A virtual environment is by nature an invisible environment. You simply can't crack the case on a vSphere host and expect to "see" the behaviors going on inside. That's why its counters are so important. They represent your only way to understand the behaviors and quantify potential resolutions.

But counters by themselves are very scary things. A counter is by definition just a number. Put together enough of those numbers, and you'll create a graph not unlike Figure 1 in the previous article. Divining meaning from the points on that graph, however, is another thing entirely. Studying charts and graphs is an activity that can consume every part of your workday. With those graphs constantly evolving with a virtual environment's behaviors, just keeping up is a challenge all its own.

Yet monitoring virtual machine performance is a virtual environment's most important activity. That's why this series' previous article suggested that an unaided person can never effectively convert raw data into actionable intelligence. Oh, yes, in a tiny environment with just a few interdependencies, you probably might. But most of our VMware vSphere data centers are large and distributed. Finding the source of a performance issue isn't easy when you're starting at its unending integers.

Article 3: What Twelve Tools and Processes turn Raw Data into Resolutions?

Keeping eyes on ten counters for a single virtual machine isn't easy. Doing the same for dozens or hundreds of virtual machines is functionally impossible for any human being. That's why assistive tools are necessary to convert those counters' raw data into actionable intelligence. Answering that all‐important question of What should I do? requires aligning what's going with the range of possible resolutions.

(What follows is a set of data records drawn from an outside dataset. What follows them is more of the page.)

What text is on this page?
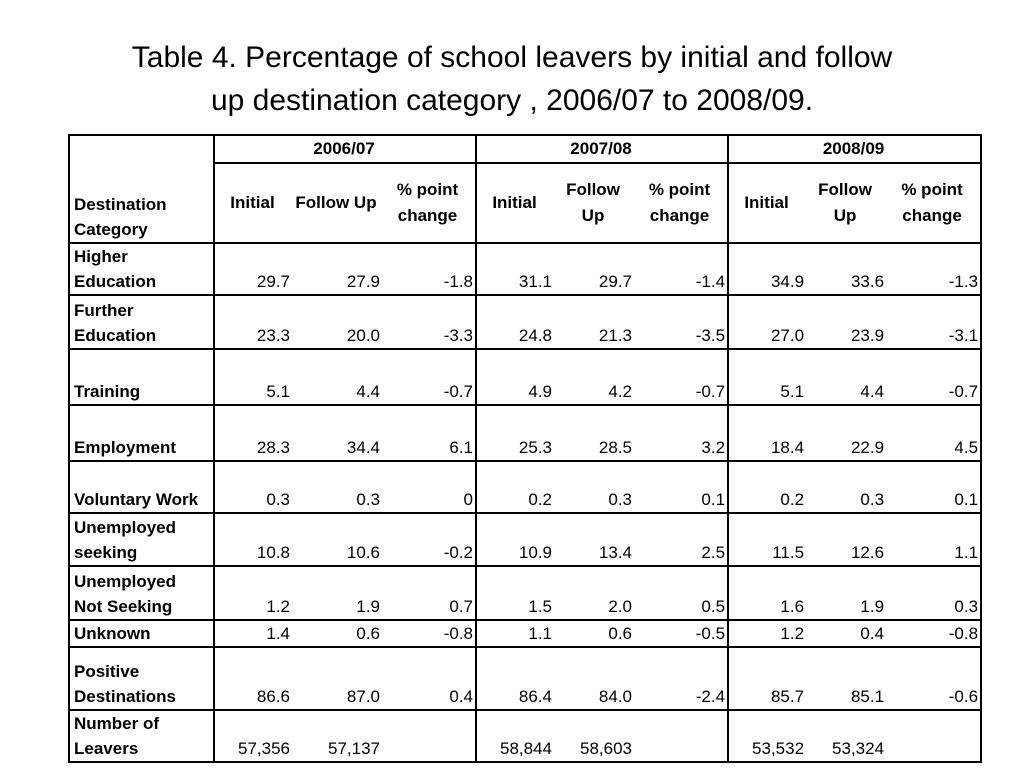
Table 4. Percentage of school leavers by initial and follow
up destination category , 2006/07 to 2008/09.
Destination Category	2006/07			2007/08			2008/09		
	Initial	Follow Up	% point change	Initial	Follow Up	% point change	Initial	Follow Up	% point change
Higher Education	29.7	27.9	-1.8	31.1	29.7	-1.4	34.9	33.6	-1.3
Further Education	23.3	20.0	-3.3	24.8	21.3	-3.5	27.0	23.9	-3.1
Training	5.1	4.4	-0.7	4.9	4.2	-0.7	5.1	4.4	-0.7
Employment	28.3	34.4	6.1	25.3	28.5	3.2	18.4	22.9	4.5
Voluntary Work	0.3	0.3	0	0.2	0.3	0.1	0.2	0.3	0.1
Unemployed seeking	10.8	10.6	-0.2	10.9	13.4	2.5	11.5	12.6	1.1
Unemployed Not Seeking	1.2	1.9	0.7	1.5	2.0	0.5	1.6	1.9	0.3
Unknown	1.4	0.6	-0.8	1.1	0.6	-0.5	1.2	0.4	-0.8
Positive Destinations	86.6	87.0	0.4	86.4	84.0	-2.4	85.7	85.1	-0.6
Number of Leavers	57,356	57,137		58,844	58,603		53,532	53,324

This last article was written specifically to highlight how difficult that process is with counters alone. If net.usage.average is high today but so is disk.busResets.summation, what should you do? Is the bottleneck related to network oversubscription or to a situation in your storage layer? Even worse, are both subsystems experiencing a problem, or is one problem causing the other?

Even more insidious is the situation where the issue isn't a problem at all. Instead of sourcing from some hardware shortcoming, perhaps the problem relates to another administrator's storage or networking activities. Maybe they've just begun a large and unthrottled migration of data over the network. Numbers lie. They do so particularly when no governance exists over the activities those numbers are measuring.